In each row for the results file, we have the following:
ale_experiment.py
code gets called to run the experiment using the run
method. That method contains a call to a run_epoch
method (followed by a testing epoch) with a while loop that executes until we've exceeded the number of steps. The while loop calls its run_episode
method with two parameters: the number of steps left, and whether it's testing/training, and the run_episode
method initializes the episode and then keeps playing it (calls its own _step
method) until the max steps has exceeded (or more commonly, if the ALE indicates it's game over).Other notes: after every training epoch, we save the network file in pickle format. Before and after every testing epoch, we call ale_agent.start_testing()
and ale_agent.finish_testing()
, respectively. The former method initializes counters, and the latter is what officially updates the two csv files, and it also holds out some data to compute average Q-values. The other csv file contains information about the loss and epsilon, but it's not as important. Oh, and about epsilon, it's updated at the granularity of steps, not epochs. Doubling the number of epochs but halving the steps per (training) epoch mean that the epsilon is decayed at the same rate for both. It should be a linear decay to one million, but I suppose I could increase it if I want to allow for more of the human data to work.

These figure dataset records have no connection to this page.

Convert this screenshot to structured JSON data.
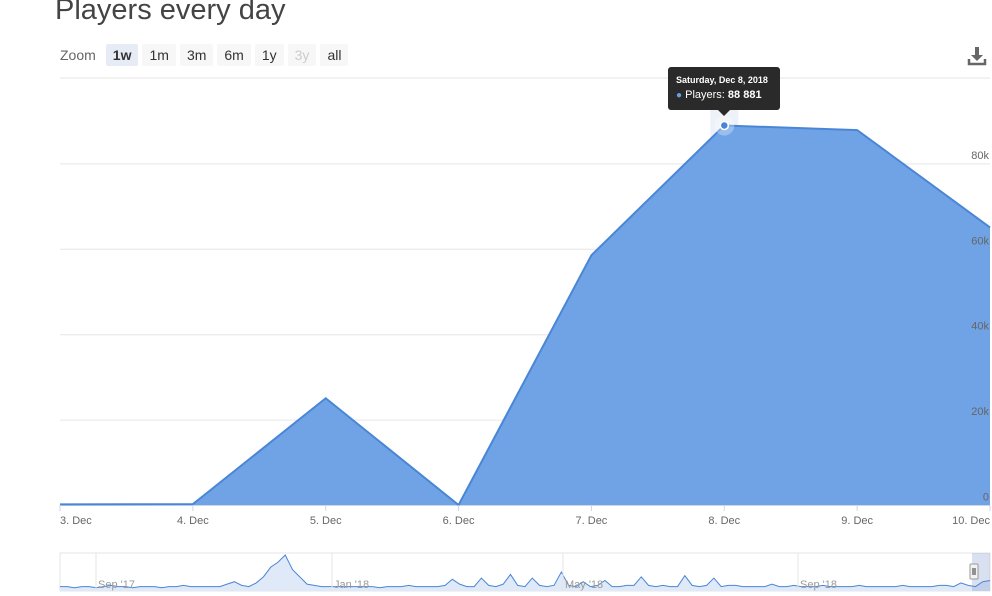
{
  "page": {
    "title": "Players every day"
  },
  "zoom": {
    "label": "Zoom",
    "buttons": [
      {
        "label": "1w",
        "state": "active"
      },
      {
        "label": "1m",
        "state": "normal"
      },
      {
        "label": "3m",
        "state": "normal"
      },
      {
        "label": "6m",
        "state": "normal"
      },
      {
        "label": "1y",
        "state": "normal"
      },
      {
        "label": "3y",
        "state": "disabled"
      },
      {
        "label": "all",
        "state": "normal"
      }
    ]
  },
  "toolbar": {
    "download_icon": "download-icon"
  },
  "tooltip": {
    "date": "Saturday, Dec 8, 2018",
    "series": "Players",
    "value": "88 881"
  },
  "colors": {
    "area_fill": "#6fa3e5",
    "line": "#4a86d6",
    "grid": "#e6e6e6",
    "tooltip_bg": "#2a2a2a"
  },
  "chart_data": {
    "type": "area",
    "x": [
      "3. Dec",
      "4. Dec",
      "5. Dec",
      "6. Dec",
      "7. Dec",
      "8. Dec",
      "9. Dec",
      "10. Dec"
    ],
    "series": [
      {
        "name": "Players",
        "values": [
          150,
          200,
          25000,
          0,
          58500,
          88881,
          87800,
          65000
        ]
      }
    ],
    "ylim": [
      0,
      100000
    ],
    "y_ticks": [
      "0",
      "20k",
      "40k",
      "60k",
      "80k"
    ],
    "y_tick_values": [
      0,
      20000,
      40000,
      60000,
      80000
    ],
    "highlighted": {
      "category": "8. Dec"
    },
    "grid": true,
    "title": "Players every day",
    "xlabel": "",
    "ylabel": ""
  },
  "navigator": {
    "labels": [
      "Sep '17",
      "Jan '18",
      "May '18",
      "Sep '18"
    ],
    "values": [
      2,
      2,
      1,
      2,
      2,
      1,
      2,
      3,
      2,
      2,
      1,
      2,
      2,
      2,
      1,
      2,
      2,
      3,
      2,
      2,
      2,
      2,
      2,
      4,
      6,
      3,
      2,
      5,
      10,
      18,
      22,
      28,
      16,
      10,
      4,
      3,
      2,
      2,
      2,
      2,
      2,
      2,
      2,
      2,
      1,
      2,
      2,
      2,
      3,
      2,
      2,
      2,
      2,
      3,
      8,
      4,
      2,
      2,
      9,
      3,
      2,
      4,
      12,
      3,
      2,
      9,
      3,
      2,
      3,
      14,
      3,
      2,
      6,
      2,
      3,
      7,
      2,
      2,
      3,
      3,
      10,
      3,
      2,
      3,
      2,
      2,
      11,
      3,
      2,
      3,
      9,
      2,
      3,
      3,
      2,
      2,
      2,
      2,
      4,
      2,
      2,
      3,
      2,
      2,
      2,
      3,
      2,
      2,
      2,
      2,
      3,
      2,
      2,
      2,
      2,
      2,
      3,
      2,
      2,
      2,
      2,
      3,
      3,
      2,
      5,
      3,
      2,
      6,
      7
    ]
  }
}
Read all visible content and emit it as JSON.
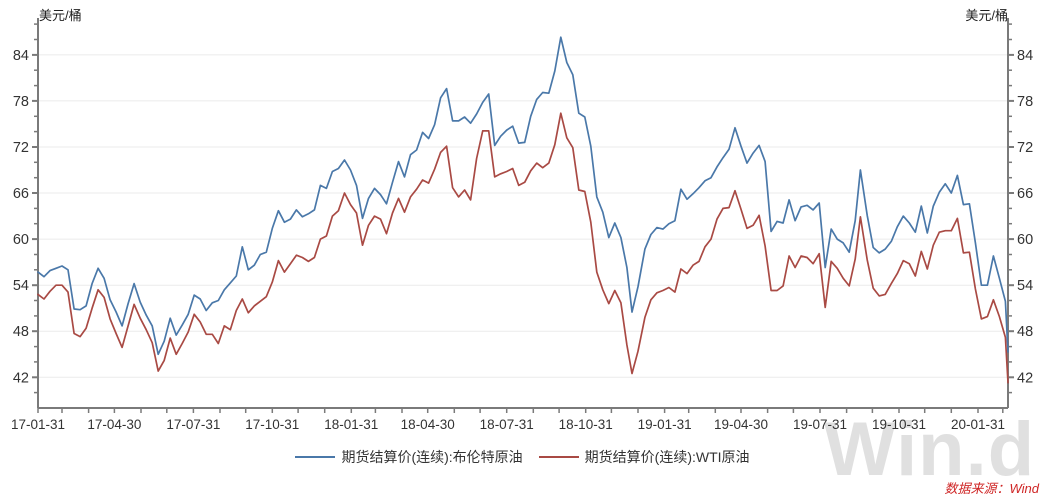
{
  "header": {
    "unit_left": "美元/桶",
    "unit_right": "美元/桶"
  },
  "legend": {
    "items": [
      {
        "label": "期货结算价(连续):布伦特原油",
        "color": "#4a78a9"
      },
      {
        "label": "期货结算价(连续):WTI原油",
        "color": "#a94a44"
      }
    ]
  },
  "footer": {
    "source_note": "数据来源：Wind",
    "watermark": "Win.d"
  },
  "colors": {
    "axis": "#7a7a7a",
    "grid": "#ebebeb",
    "tick_label": "#333333",
    "brent_line": "#4a78a9",
    "wti_line": "#a94a44",
    "source_text": "#cf2525",
    "watermark": "#e0e0e0"
  },
  "chart_data": {
    "type": "line",
    "title": "",
    "xlabel": "",
    "ylabel": "美元/桶",
    "grid": "horizontal",
    "legend_position": "bottom",
    "ylim": [
      38,
      88.8
    ],
    "y_ticks": [
      42,
      48,
      54,
      60,
      66,
      72,
      78,
      84
    ],
    "y_minor_step": 2,
    "x_domain": [
      "2017-01-31",
      "2020-03-06"
    ],
    "x_tick_labels": [
      "17-01-31",
      "17-04-30",
      "17-07-31",
      "17-10-31",
      "18-01-31",
      "18-04-30",
      "18-07-31",
      "18-10-31",
      "19-01-31",
      "19-04-30",
      "19-07-31",
      "19-10-31",
      "20-01-31"
    ],
    "x_tick_dates": [
      "2017-01-31",
      "2017-04-30",
      "2017-07-31",
      "2017-10-31",
      "2018-01-31",
      "2018-04-30",
      "2018-07-31",
      "2018-10-31",
      "2019-01-31",
      "2019-04-30",
      "2019-07-31",
      "2019-10-31",
      "2020-01-31"
    ],
    "x": [
      "2017-01-31",
      "2017-02-07",
      "2017-02-14",
      "2017-02-21",
      "2017-02-28",
      "2017-03-07",
      "2017-03-14",
      "2017-03-21",
      "2017-03-28",
      "2017-04-04",
      "2017-04-11",
      "2017-04-18",
      "2017-04-25",
      "2017-05-02",
      "2017-05-09",
      "2017-05-16",
      "2017-05-23",
      "2017-05-30",
      "2017-06-06",
      "2017-06-13",
      "2017-06-20",
      "2017-06-27",
      "2017-07-04",
      "2017-07-11",
      "2017-07-18",
      "2017-07-25",
      "2017-08-01",
      "2017-08-08",
      "2017-08-15",
      "2017-08-22",
      "2017-08-29",
      "2017-09-05",
      "2017-09-12",
      "2017-09-19",
      "2017-09-26",
      "2017-10-03",
      "2017-10-10",
      "2017-10-17",
      "2017-10-24",
      "2017-10-31",
      "2017-11-07",
      "2017-11-14",
      "2017-11-21",
      "2017-11-28",
      "2017-12-05",
      "2017-12-12",
      "2017-12-19",
      "2017-12-26",
      "2018-01-02",
      "2018-01-09",
      "2018-01-16",
      "2018-01-23",
      "2018-01-30",
      "2018-02-06",
      "2018-02-13",
      "2018-02-20",
      "2018-02-27",
      "2018-03-06",
      "2018-03-13",
      "2018-03-20",
      "2018-03-27",
      "2018-04-03",
      "2018-04-10",
      "2018-04-17",
      "2018-04-24",
      "2018-05-01",
      "2018-05-08",
      "2018-05-15",
      "2018-05-22",
      "2018-05-29",
      "2018-06-05",
      "2018-06-12",
      "2018-06-19",
      "2018-06-26",
      "2018-07-03",
      "2018-07-10",
      "2018-07-17",
      "2018-07-24",
      "2018-07-31",
      "2018-08-07",
      "2018-08-14",
      "2018-08-21",
      "2018-08-28",
      "2018-09-04",
      "2018-09-11",
      "2018-09-18",
      "2018-09-25",
      "2018-10-02",
      "2018-10-09",
      "2018-10-16",
      "2018-10-23",
      "2018-10-30",
      "2018-11-06",
      "2018-11-13",
      "2018-11-20",
      "2018-11-27",
      "2018-12-04",
      "2018-12-11",
      "2018-12-18",
      "2018-12-24",
      "2018-12-31",
      "2019-01-08",
      "2019-01-15",
      "2019-01-22",
      "2019-01-29",
      "2019-02-05",
      "2019-02-12",
      "2019-02-19",
      "2019-02-26",
      "2019-03-05",
      "2019-03-12",
      "2019-03-19",
      "2019-03-26",
      "2019-04-02",
      "2019-04-09",
      "2019-04-16",
      "2019-04-23",
      "2019-04-30",
      "2019-05-07",
      "2019-05-14",
      "2019-05-21",
      "2019-05-28",
      "2019-06-04",
      "2019-06-11",
      "2019-06-18",
      "2019-06-25",
      "2019-07-02",
      "2019-07-09",
      "2019-07-16",
      "2019-07-23",
      "2019-07-30",
      "2019-08-06",
      "2019-08-13",
      "2019-08-20",
      "2019-08-27",
      "2019-09-03",
      "2019-09-10",
      "2019-09-16",
      "2019-09-24",
      "2019-10-01",
      "2019-10-08",
      "2019-10-15",
      "2019-10-22",
      "2019-10-29",
      "2019-11-05",
      "2019-11-12",
      "2019-11-19",
      "2019-11-26",
      "2019-12-03",
      "2019-12-10",
      "2019-12-17",
      "2019-12-24",
      "2019-12-31",
      "2020-01-07",
      "2020-01-14",
      "2020-01-21",
      "2020-01-28",
      "2020-02-04",
      "2020-02-11",
      "2020-02-18",
      "2020-02-25",
      "2020-03-03",
      "2020-03-06"
    ],
    "series": [
      {
        "name": "期货结算价(连续):布伦特原油",
        "color": "#4a78a9",
        "values": [
          55.7,
          55.1,
          55.9,
          56.2,
          56.5,
          56.0,
          50.9,
          50.8,
          51.3,
          54.2,
          56.2,
          54.9,
          52.1,
          50.5,
          48.7,
          51.6,
          54.2,
          51.8,
          50.1,
          48.7,
          45.0,
          46.7,
          49.7,
          47.5,
          48.8,
          50.2,
          52.7,
          52.2,
          50.7,
          51.7,
          52.0,
          53.4,
          54.3,
          55.2,
          59.0,
          56.0,
          56.6,
          58.0,
          58.3,
          61.4,
          63.7,
          62.2,
          62.6,
          63.8,
          62.9,
          63.3,
          63.8,
          67.0,
          66.6,
          68.8,
          69.2,
          70.3,
          69.0,
          67.0,
          62.7,
          65.3,
          66.6,
          65.8,
          64.6,
          67.4,
          70.1,
          68.1,
          71.0,
          71.6,
          73.9,
          73.1,
          74.9,
          78.4,
          79.6,
          75.4,
          75.4,
          75.9,
          75.1,
          76.3,
          77.8,
          78.9,
          72.2,
          73.4,
          74.2,
          74.7,
          72.5,
          72.6,
          76.0,
          78.2,
          79.1,
          79.0,
          81.9,
          86.3,
          83.0,
          81.4,
          76.4,
          75.9,
          72.1,
          65.5,
          63.5,
          60.2,
          62.1,
          60.2,
          56.3,
          50.5,
          53.8,
          58.7,
          60.6,
          61.5,
          61.3,
          62.0,
          62.4,
          66.5,
          65.2,
          65.9,
          66.7,
          67.6,
          68.0,
          69.4,
          70.6,
          71.7,
          74.5,
          72.1,
          69.9,
          71.2,
          72.2,
          70.1,
          61.0,
          62.3,
          62.1,
          65.1,
          62.4,
          64.2,
          64.4,
          63.8,
          64.7,
          56.3,
          61.3,
          60.0,
          59.5,
          58.3,
          62.4,
          69.0,
          63.1,
          58.9,
          58.2,
          58.7,
          59.7,
          61.6,
          63.0,
          62.1,
          60.9,
          64.3,
          60.8,
          64.3,
          66.1,
          67.2,
          66.0,
          68.3,
          64.5,
          64.6,
          59.5,
          54.0,
          54.0,
          57.8,
          54.9,
          51.9,
          45.3
        ]
      },
      {
        "name": "期货结算价(连续):WTI原油",
        "color": "#a94a44",
        "values": [
          52.8,
          52.2,
          53.2,
          54.0,
          54.0,
          53.1,
          47.7,
          47.3,
          48.4,
          51.0,
          53.4,
          52.4,
          49.6,
          47.7,
          45.9,
          48.7,
          51.5,
          49.7,
          48.2,
          46.5,
          42.8,
          44.2,
          47.1,
          45.0,
          46.4,
          47.9,
          50.2,
          49.2,
          47.6,
          47.6,
          46.4,
          48.7,
          48.2,
          50.7,
          52.2,
          50.4,
          51.3,
          51.9,
          52.5,
          54.4,
          57.2,
          55.7,
          56.8,
          57.9,
          57.6,
          57.1,
          57.6,
          60.0,
          60.4,
          63.0,
          63.7,
          66.0,
          64.5,
          63.4,
          59.2,
          61.8,
          63.0,
          62.6,
          60.7,
          63.4,
          65.3,
          63.5,
          65.5,
          66.5,
          67.7,
          67.3,
          69.1,
          71.3,
          72.1,
          66.7,
          65.5,
          66.4,
          65.1,
          70.5,
          74.1,
          74.1,
          68.1,
          68.5,
          68.8,
          69.2,
          67.0,
          67.4,
          68.9,
          69.9,
          69.3,
          69.9,
          72.3,
          76.4,
          73.2,
          71.9,
          66.4,
          66.2,
          62.2,
          55.7,
          53.4,
          51.6,
          53.3,
          51.7,
          46.2,
          42.5,
          45.4,
          49.8,
          52.1,
          53.0,
          53.3,
          53.7,
          53.1,
          56.1,
          55.5,
          56.6,
          57.1,
          59.0,
          60.0,
          62.6,
          64.0,
          64.1,
          66.3,
          63.9,
          61.4,
          61.8,
          63.1,
          59.1,
          53.3,
          53.3,
          53.9,
          57.8,
          56.3,
          57.8,
          57.6,
          56.8,
          58.1,
          51.1,
          57.1,
          56.2,
          54.9,
          53.9,
          57.4,
          62.9,
          57.3,
          53.6,
          52.6,
          52.8,
          54.2,
          55.5,
          57.2,
          56.8,
          55.2,
          58.4,
          56.1,
          59.2,
          60.9,
          61.1,
          61.1,
          62.7,
          58.2,
          58.3,
          53.5,
          49.6,
          49.9,
          52.1,
          49.9,
          47.2,
          41.3
        ]
      }
    ]
  }
}
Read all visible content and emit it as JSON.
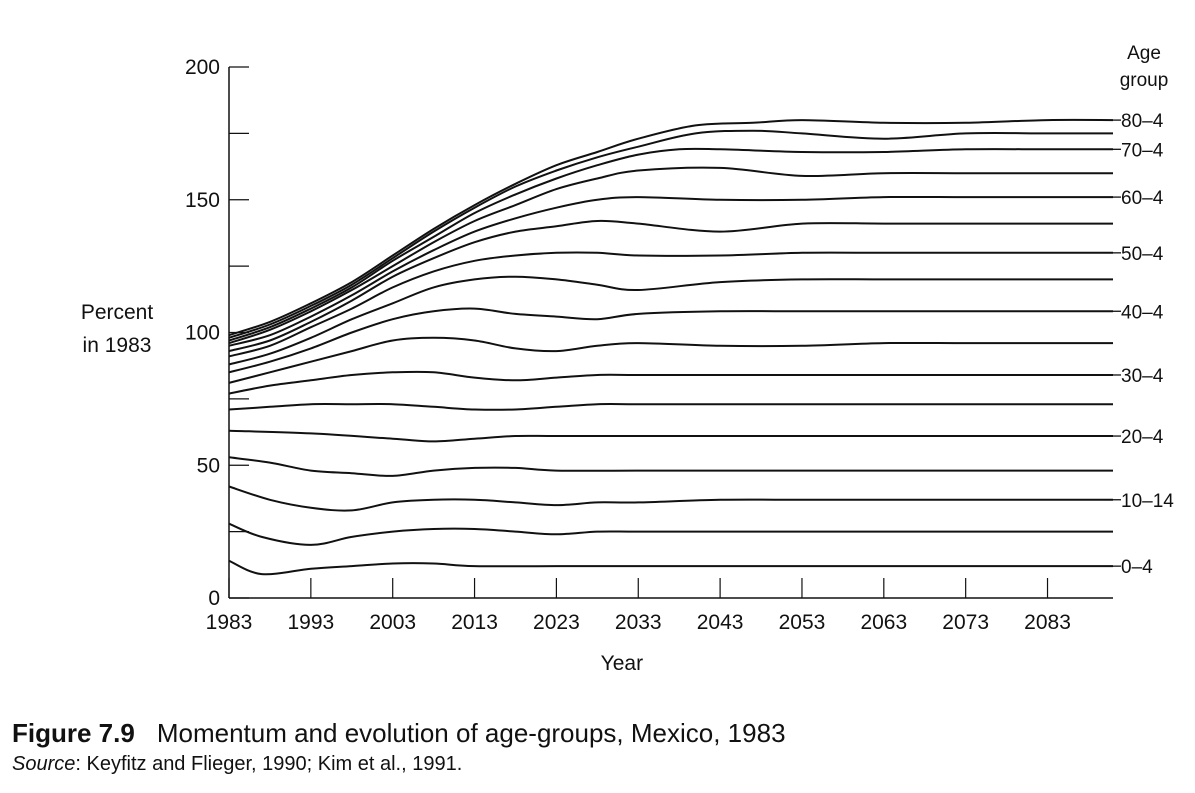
{
  "chart_data": {
    "type": "line",
    "title": "",
    "xlabel": "Year",
    "ylabel": "Percent in 1983",
    "ylabel_lines": [
      "Percent",
      "in 1983"
    ],
    "xlim": [
      1983,
      2091
    ],
    "ylim": [
      0,
      200
    ],
    "x_ticks": [
      1983,
      1993,
      2003,
      2013,
      2023,
      2033,
      2043,
      2053,
      2063,
      2073,
      2083
    ],
    "y_ticks_labeled": [
      0,
      50,
      100,
      150,
      200
    ],
    "y_minor_ticks": [
      25,
      75,
      125,
      175
    ],
    "grid": false,
    "legend_title": [
      "Age",
      "group"
    ],
    "legend_position": "right",
    "series": [
      {
        "name": "0–4",
        "x": [
          1983,
          1987,
          1993,
          1998,
          2003,
          2008,
          2013,
          2023,
          2033,
          2043,
          2053,
          2063,
          2073,
          2083,
          2091
        ],
        "values": [
          14,
          9,
          11,
          12,
          13,
          13,
          12,
          12,
          12,
          12,
          12,
          12,
          12,
          12,
          12
        ]
      },
      {
        "name": "",
        "x": [
          1983,
          1987,
          1993,
          1998,
          2003,
          2008,
          2013,
          2018,
          2023,
          2028,
          2033,
          2043,
          2053,
          2063,
          2073,
          2083,
          2091
        ],
        "values": [
          28,
          23,
          20,
          23,
          25,
          26,
          26,
          25,
          24,
          25,
          25,
          25,
          25,
          25,
          25,
          25,
          25
        ]
      },
      {
        "name": "10–14",
        "x": [
          1983,
          1988,
          1993,
          1998,
          2003,
          2008,
          2013,
          2018,
          2023,
          2028,
          2033,
          2043,
          2053,
          2063,
          2073,
          2083,
          2091
        ],
        "values": [
          42,
          37,
          34,
          33,
          36,
          37,
          37,
          36,
          35,
          36,
          36,
          37,
          37,
          37,
          37,
          37,
          37
        ]
      },
      {
        "name": "",
        "x": [
          1983,
          1988,
          1993,
          1998,
          2003,
          2008,
          2013,
          2018,
          2023,
          2033,
          2043,
          2053,
          2063,
          2073,
          2083,
          2091
        ],
        "values": [
          53,
          51,
          48,
          47,
          46,
          48,
          49,
          49,
          48,
          48,
          48,
          48,
          48,
          48,
          48,
          48
        ]
      },
      {
        "name": "20–4",
        "x": [
          1983,
          1993,
          2003,
          2008,
          2013,
          2018,
          2023,
          2033,
          2043,
          2053,
          2063,
          2073,
          2083,
          2091
        ],
        "values": [
          63,
          62,
          60,
          59,
          60,
          61,
          61,
          61,
          61,
          61,
          61,
          61,
          61,
          61
        ]
      },
      {
        "name": "",
        "x": [
          1983,
          1988,
          1993,
          1998,
          2003,
          2008,
          2013,
          2018,
          2023,
          2028,
          2033,
          2043,
          2053,
          2063,
          2073,
          2083,
          2091
        ],
        "values": [
          71,
          72,
          73,
          73,
          73,
          72,
          71,
          71,
          72,
          73,
          73,
          73,
          73,
          73,
          73,
          73,
          73
        ]
      },
      {
        "name": "30–4",
        "x": [
          1983,
          1988,
          1993,
          1998,
          2003,
          2008,
          2013,
          2018,
          2023,
          2028,
          2033,
          2043,
          2053,
          2063,
          2073,
          2083,
          2091
        ],
        "values": [
          77,
          80,
          82,
          84,
          85,
          85,
          83,
          82,
          83,
          84,
          84,
          84,
          84,
          84,
          84,
          84,
          84
        ]
      },
      {
        "name": "",
        "x": [
          1983,
          1988,
          1993,
          1998,
          2003,
          2008,
          2013,
          2018,
          2023,
          2028,
          2033,
          2043,
          2053,
          2063,
          2073,
          2083,
          2091
        ],
        "values": [
          81,
          85,
          89,
          93,
          97,
          98,
          97,
          94,
          93,
          95,
          96,
          95,
          95,
          96,
          96,
          96,
          96
        ]
      },
      {
        "name": "40–4",
        "x": [
          1983,
          1988,
          1993,
          1998,
          2003,
          2008,
          2013,
          2018,
          2023,
          2028,
          2033,
          2043,
          2053,
          2063,
          2073,
          2083,
          2091
        ],
        "values": [
          85,
          89,
          94,
          100,
          105,
          108,
          109,
          107,
          106,
          105,
          107,
          108,
          108,
          108,
          108,
          108,
          108
        ]
      },
      {
        "name": "",
        "x": [
          1983,
          1988,
          1993,
          1998,
          2003,
          2008,
          2013,
          2018,
          2023,
          2028,
          2033,
          2043,
          2053,
          2063,
          2073,
          2083,
          2091
        ],
        "values": [
          88,
          92,
          98,
          105,
          111,
          117,
          120,
          121,
          120,
          118,
          116,
          119,
          120,
          120,
          120,
          120,
          120
        ]
      },
      {
        "name": "50–4",
        "x": [
          1983,
          1988,
          1993,
          1998,
          2003,
          2008,
          2013,
          2018,
          2023,
          2028,
          2033,
          2043,
          2053,
          2063,
          2073,
          2083,
          2091
        ],
        "values": [
          91,
          95,
          102,
          109,
          117,
          123,
          127,
          129,
          130,
          130,
          129,
          129,
          130,
          130,
          130,
          130,
          130
        ]
      },
      {
        "name": "",
        "x": [
          1983,
          1988,
          1993,
          1998,
          2003,
          2008,
          2013,
          2018,
          2023,
          2028,
          2033,
          2043,
          2053,
          2063,
          2073,
          2083,
          2091
        ],
        "values": [
          93,
          97,
          104,
          112,
          121,
          128,
          134,
          138,
          140,
          142,
          141,
          138,
          141,
          141,
          141,
          141,
          141
        ]
      },
      {
        "name": "60–4",
        "x": [
          1983,
          1988,
          1993,
          1998,
          2003,
          2008,
          2013,
          2018,
          2023,
          2028,
          2033,
          2043,
          2053,
          2063,
          2073,
          2083,
          2091
        ],
        "values": [
          95,
          99,
          106,
          114,
          123,
          131,
          138,
          143,
          147,
          150,
          151,
          150,
          150,
          151,
          151,
          151,
          151
        ]
      },
      {
        "name": "",
        "x": [
          1983,
          1988,
          1993,
          1998,
          2003,
          2008,
          2013,
          2018,
          2023,
          2028,
          2033,
          2043,
          2053,
          2063,
          2073,
          2083,
          2091
        ],
        "values": [
          96,
          101,
          108,
          116,
          125,
          134,
          142,
          148,
          154,
          158,
          161,
          162,
          159,
          160,
          160,
          160,
          160
        ]
      },
      {
        "name": "70–4",
        "x": [
          1983,
          1988,
          1993,
          1998,
          2003,
          2008,
          2013,
          2018,
          2023,
          2028,
          2033,
          2038,
          2043,
          2053,
          2063,
          2073,
          2083,
          2091
        ],
        "values": [
          97,
          102,
          109,
          117,
          127,
          136,
          145,
          152,
          158,
          163,
          167,
          169,
          169,
          168,
          168,
          169,
          169,
          169
        ]
      },
      {
        "name": "",
        "x": [
          1983,
          1988,
          1993,
          1998,
          2003,
          2008,
          2013,
          2018,
          2023,
          2028,
          2033,
          2040,
          2047,
          2053,
          2063,
          2073,
          2083,
          2091
        ],
        "values": [
          98,
          103,
          110,
          118,
          128,
          138,
          147,
          155,
          161,
          166,
          170,
          175,
          176,
          175,
          173,
          175,
          175,
          175
        ]
      },
      {
        "name": "80–4",
        "x": [
          1983,
          1988,
          1993,
          1998,
          2003,
          2008,
          2013,
          2018,
          2023,
          2028,
          2033,
          2040,
          2047,
          2053,
          2063,
          2073,
          2083,
          2091
        ],
        "values": [
          99,
          104,
          111,
          119,
          129,
          139,
          148,
          156,
          163,
          168,
          173,
          178,
          179,
          180,
          179,
          179,
          180,
          180
        ]
      }
    ]
  },
  "caption": {
    "figure_number": "Figure 7.9",
    "figure_title": "Momentum and evolution of age-groups, Mexico, 1983",
    "source_label": "Source",
    "source_text": ": Keyfitz and Flieger, 1990; Kim et al., 1991."
  }
}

(3) Experiment protocol: for now, just use results.csv
from spragnur's code. However, I'll want to better understand it and see if there are other ways I can plot results. Ideally I will use the NATURE code, not the NIPS code, but for time constraints I may have to use the NIPS code.
Reminders:
deep_q_rl
and deel_q_rl_old
directories. The former is my current version, forked from spragnur's code. The latter is spragnur's code, untouched from his most recent version (though he hasn't updated in a long time). I need to make sure that my forked version which IGNORES the human net is essentially equivalent to spragnur's raw version.